2. since we're later summing, in divide, Solved 0/1 presumably signifies failure/success?

Yes, but it's slightly more than that. Solved 0 means "there are exactly 0 ways to generate that change amount" (i.e., failure), while Solved 1 means "there is exactly 1 way to generate that change amount" (i.e., success). In the latter case, not only we mean "success", but we also report that there is only one way to solve the task.

3. in conquer, what does it mean to add, a and b, of Pending? What do those 2 values (as Cents) signify, and what would their sum mean in this context?

Essentially, Pending a b with a,b::Int means "the number of ways to generate that change amount can be split into two disjoint sets, the first one having a elements, and the second one having b elements".

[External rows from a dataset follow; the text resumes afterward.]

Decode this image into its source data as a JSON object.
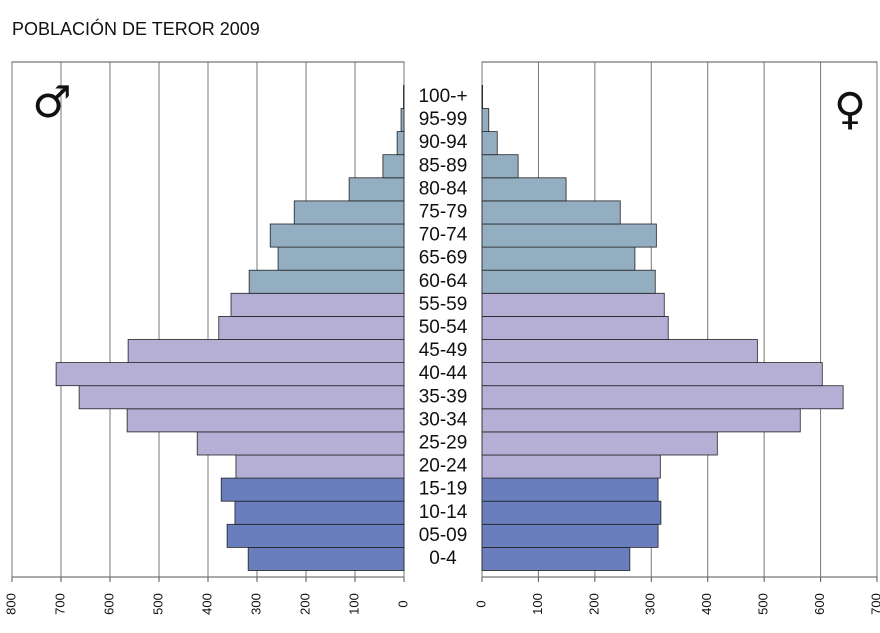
{
  "chart_data": {
    "type": "pyramid",
    "title": "POBLACIÓN DE TEROR 2009",
    "categories": [
      "0-4",
      "05-09",
      "10-14",
      "15-19",
      "20-24",
      "25-29",
      "30-34",
      "35-39",
      "40-44",
      "45-49",
      "50-54",
      "55-59",
      "60-64",
      "65-69",
      "70-74",
      "75-79",
      "80-84",
      "85-89",
      "90-94",
      "95-99",
      "100-+"
    ],
    "bar_colors": [
      "#6a7dbd",
      "#6a7dbd",
      "#6a7dbd",
      "#6a7dbd",
      "#b5afd6",
      "#b5afd6",
      "#b5afd6",
      "#b5afd6",
      "#b5afd6",
      "#b5afd6",
      "#b5afd6",
      "#b5afd6",
      "#93adc1",
      "#93adc1",
      "#93adc1",
      "#93adc1",
      "#93adc1",
      "#93adc1",
      "#93adc1",
      "#93adc1",
      "#93adc1"
    ],
    "grid": true,
    "series": [
      {
        "symbol": "♂",
        "side": "left",
        "values": [
          318,
          361,
          345,
          373,
          343,
          422,
          565,
          663,
          710,
          563,
          378,
          353,
          316,
          257,
          273,
          224,
          112,
          43,
          14,
          6,
          1
        ],
        "xlim": [
          0,
          800
        ],
        "xticks": [
          0,
          100,
          200,
          300,
          400,
          500,
          600,
          700,
          800
        ]
      },
      {
        "symbol": "♀",
        "side": "right",
        "values": [
          262,
          312,
          317,
          312,
          316,
          417,
          564,
          640,
          603,
          488,
          330,
          323,
          307,
          271,
          309,
          245,
          149,
          64,
          27,
          12,
          1
        ],
        "xlim": [
          0,
          700
        ],
        "xticks": [
          0,
          100,
          200,
          300,
          400,
          500,
          600,
          700
        ]
      }
    ]
  }
}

When we divide, we return Pending ... ... to split the problem into two disjoint subcases, (coins, n - x) and (xs, n). Here coins=(x:xs). We split according to whether we want to use coin x at least one time (hence we need to generate n-x with all the coins), or we don't want to use it at all (hence we need to generate n with the other coins, only).

4. in conquer, I would have expected we just need to sum the Solveds, and the author touches on this, but it's not clear, yet, how the Pending case is contributing (eg fixing conquer (Pending a b) = 11 does have an adverse impact on functionality, and it is probably a clue that waysToMakeChange returns 11, or whatever constant that case is fixed to).

Summing all the Solved ... is what we do. The cata magic essentially replaces the straightforward recursive sum

foo (Solved n) = n
foo (Pending case1 case2) = foo case1 + foo case2

with cata conquer where

conquer (Solved n) = n
conquer (Pending a b) = a + b

The magic of cata makes it so that inside Pending, we do not find subtrees upon which we want to recurse, but the result of the recursion, already computed.

5. in conquer, a and b are Cents, whereas in divide they're ChangePuzzleArgs (aka ([Cent], Cent)) - where does that transformation occur?

This can be indeed subtle at first. I'll provide only a rough intuition.

After ana divide we produce a result in a fixed point of the functor ChangePuzzle. Note how ana at the end returns Term ChangePuzzle, which is the fixed point. There, the pair ([Cent], Cent) magically disappears.

Dually, the Int reappears when we use cata, even if we started from Term ChangePuzzle.

Very roughly, you can think of Term ChangePuzzle as the infinite nesting

ChangePuzzle (ChangePuzzle (ChangePuzzle ( ....

which is coherent with the fact that such a tree might be arbitrarily nested. There, the "argument" of ChangePuzzle essentially disappears.

How do we get the final Int then? Well, we get that since Solved always takes an Int argument, and not an a argument. This provides that base case that makes the final cata recursion work.